Miscellaneous utility functions are found in utils.py.

 

distance(point1, point2): returns the distance between two points. Points are tuples of the form (x, y).

calculateIntersectPoint(point1, point2, point3, point4): returns a point (x, y) at the intersection of two lines, or None if the lines are parallel. One line is between point1 and point2 and the other line between point3 and point4.

rayTrace(point1, point2, line): returns the intersection point (x, y) if a beam between point1 and point2 crosses the given line.

rayTraceWorld(point1, point2, worldlines): performs a ray trace against every line in worldlines and returns the first intersection point found. worldlines is a list of lines of the form ((x1, y1), (x2, y2)).

rayTraceNoEndpoints(point1, point2, line): same as rayTrace(), but doesn’t check collisions with the end points of the two lines.

rayTraceWorldNoEndpoints(point1, point2, worldlines): same as rayTraceWorld(), but doesn’t check end points of any lines compared against each other.

pointInsidePolygonPoints(point, listofpoints): returns True if point is within a polygon defined by listofpoints. Points are tuples of form (x, y).

pointInsidePolygonLines(point, lines): returns True if point is within a polygon defined by lines. The point is of the form (x, y). Lines is a list of tuples of the form ((x1, y1), (x2, y2)).

drawCross(surface, point, color, size, width): draw a cross on a PyGame drawing surface. Point is the center of the cross, a tuple of the form (x, y). Color is a tuple of the form (red, green, blue) with values between 0 and 255, each. size is the length of the lines in the cross. width is the width of the lines.

minimumDistance(line, point): returns the shortest distance between a point (x, y) and a line ((x1, y1), (x2, y2)).

findClosestUnobstructed(point, nodes, lines): returns the point in nodes that is closest to the given point for which none of the given lines comes between the found point and the given point.

 

 

Instructions

To complete this assignment, you must (1) implement code to generate a path network for a set of given path nodes in a given terrain. The path network should guarantee that an agent will not collide with an obstacle between any starting point and any destination point in the world.

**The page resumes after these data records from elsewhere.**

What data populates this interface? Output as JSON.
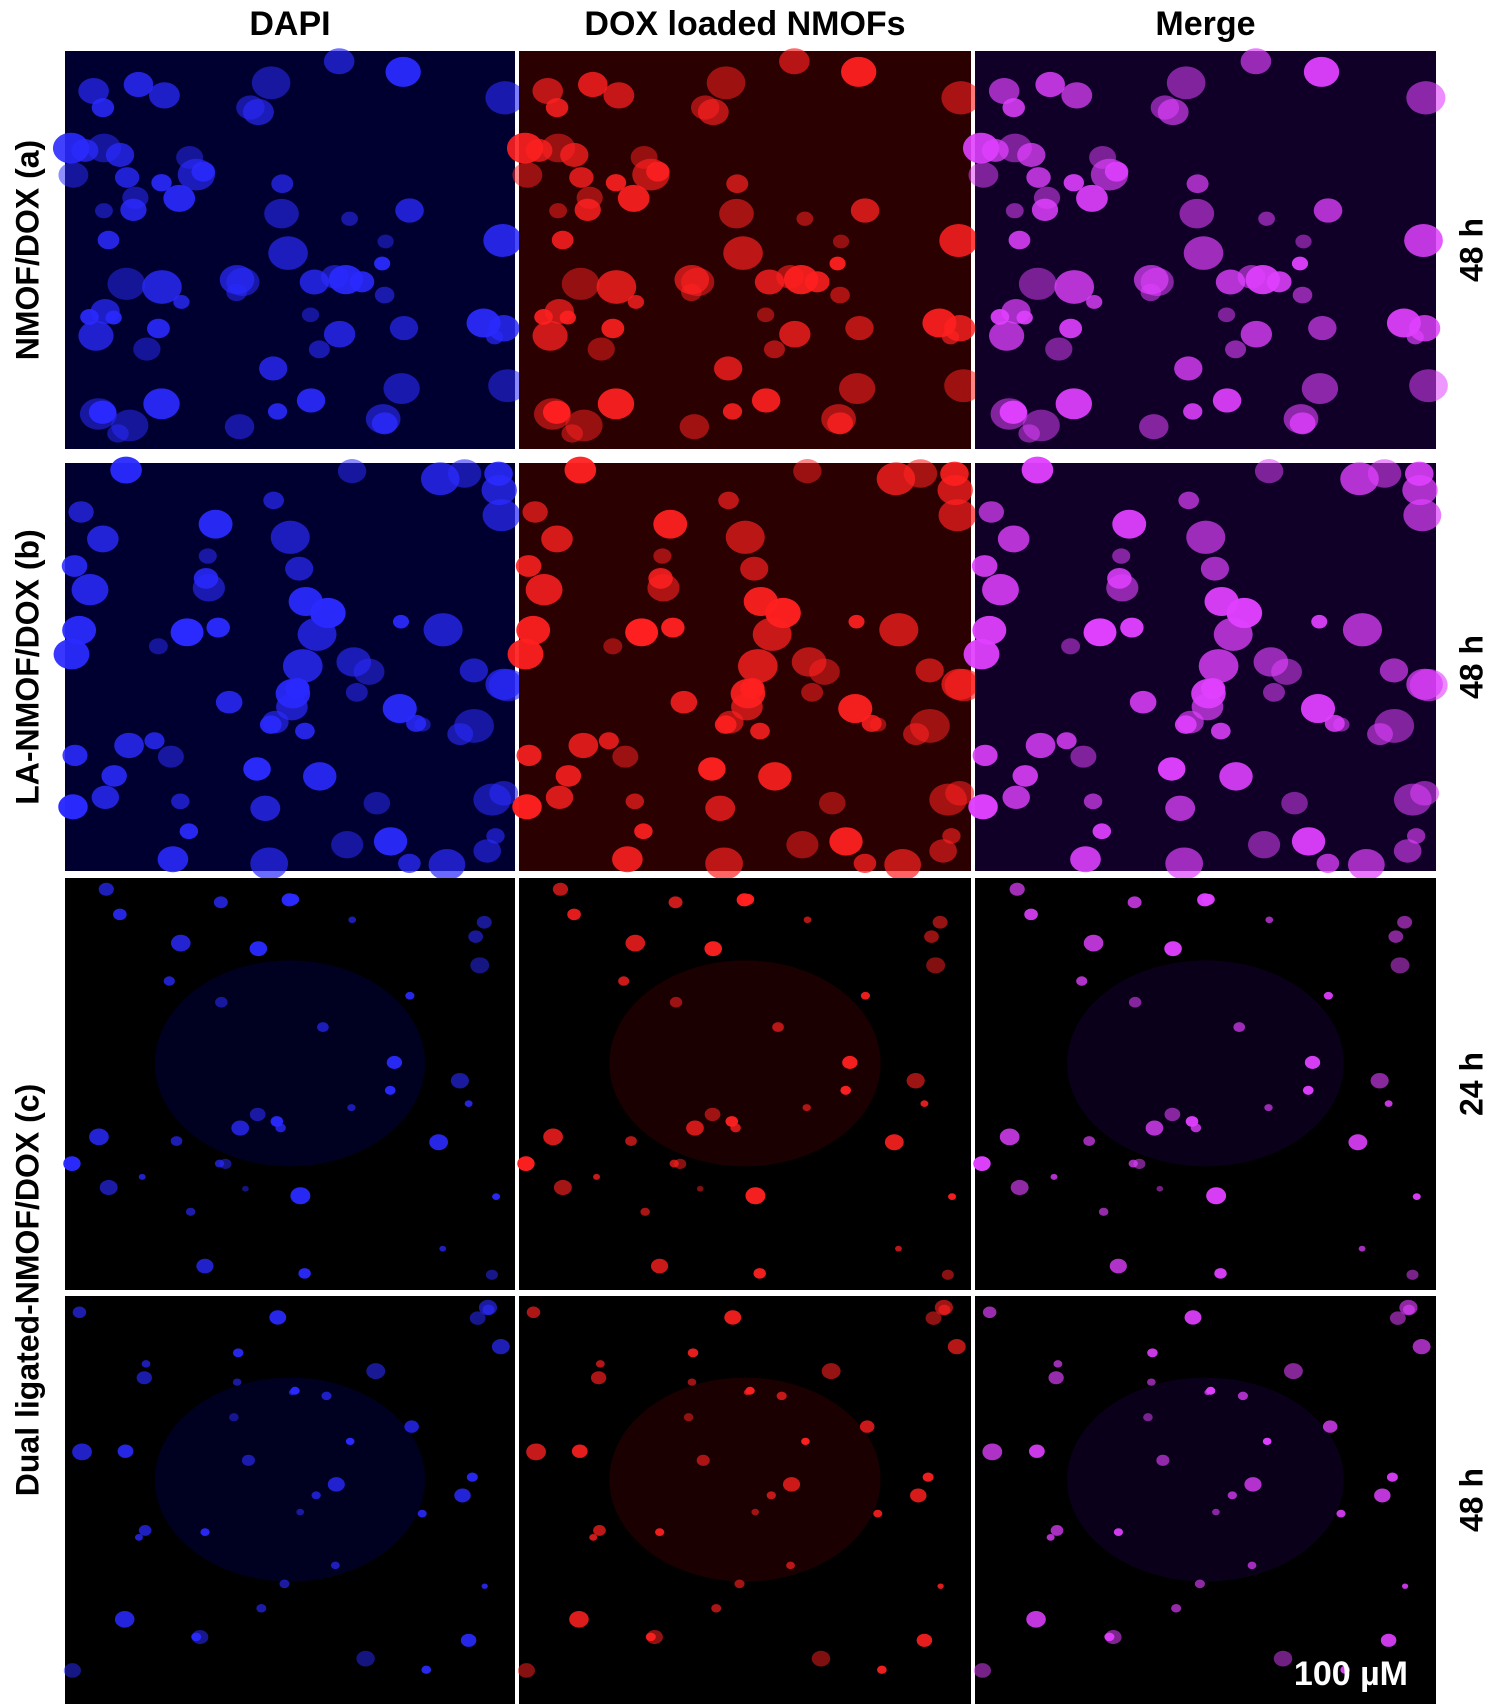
{
  "column_headers": [
    "DAPI",
    "DOX loaded NMOFs",
    "Merge"
  ],
  "rows": [
    {
      "label": "NMOF/DOX (a)",
      "time": "48 h"
    },
    {
      "label": "LA-NMOF/DOX (b)",
      "time": "48 h"
    },
    {
      "label": "Dual ligated-NMOF/DOX (c)",
      "time": "24 h"
    },
    {
      "label": "",
      "time": "48 h"
    }
  ],
  "scale_bar": "100 µM"
}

Because we haven’t gotten to the part where the Agent can be controlled intelligently, we will use a RandomNavigator, which walks randomly around for a while before proceeding directly to its destination.

 

To run the project code, use the following commands:

 

> python runrandomnavigator0.py

> python runrandomnavigator1.py

> python runrandomnavigator2.py

> python runrandomnavigator3.py

> python runrandomnavigator4.py

 

Step 1: Create the edges in the path network.

 

Modify mybuildpathnetwork.py and complete the myBuildPathNetwork() function. myBuildPathNetwork() takes in a list of pathnodes, a reference to the GameWorld object, and a reference to the agent doing the navigation. myBuildPathNetwork() must return a list of lines between any path nodes that should be considered adjacent. The list of lines must be computed such that each line originates and terminates at a path node (use shallow copies so the game engine can correlate the list of pathnodes and the list of edges) and an agent following the line will not collide with any obstacle.

 

Grading

We will grade your solution based on the following criterion:

 

Reachability (5 points): the path network should be such that an agent can navigate from any path node to any other path node along any edge in the network without colliding with an obstacle. We will run a number of tests between randomly chosen path nodes and deduct points for each collision.

Hints

Make sure any edge in the path network is traversable by an agent that has physical size. That is, edges in the path network should never come too close to any Obstacle such that an agent blindly following the path edge collides with an Obstacle.

 

Use agent.getMaxRadius() for the agent’s physical size. This should be big enough to prevent most collisions but also be small enough to prevent disjoint graphs.

 

Submission

To submit your solution, upload your modified mybuildpathnetwork.py. All work should be done within this file.

 

You should not modify any other files in the game engine.

 

DO NOT upload the entire game engine.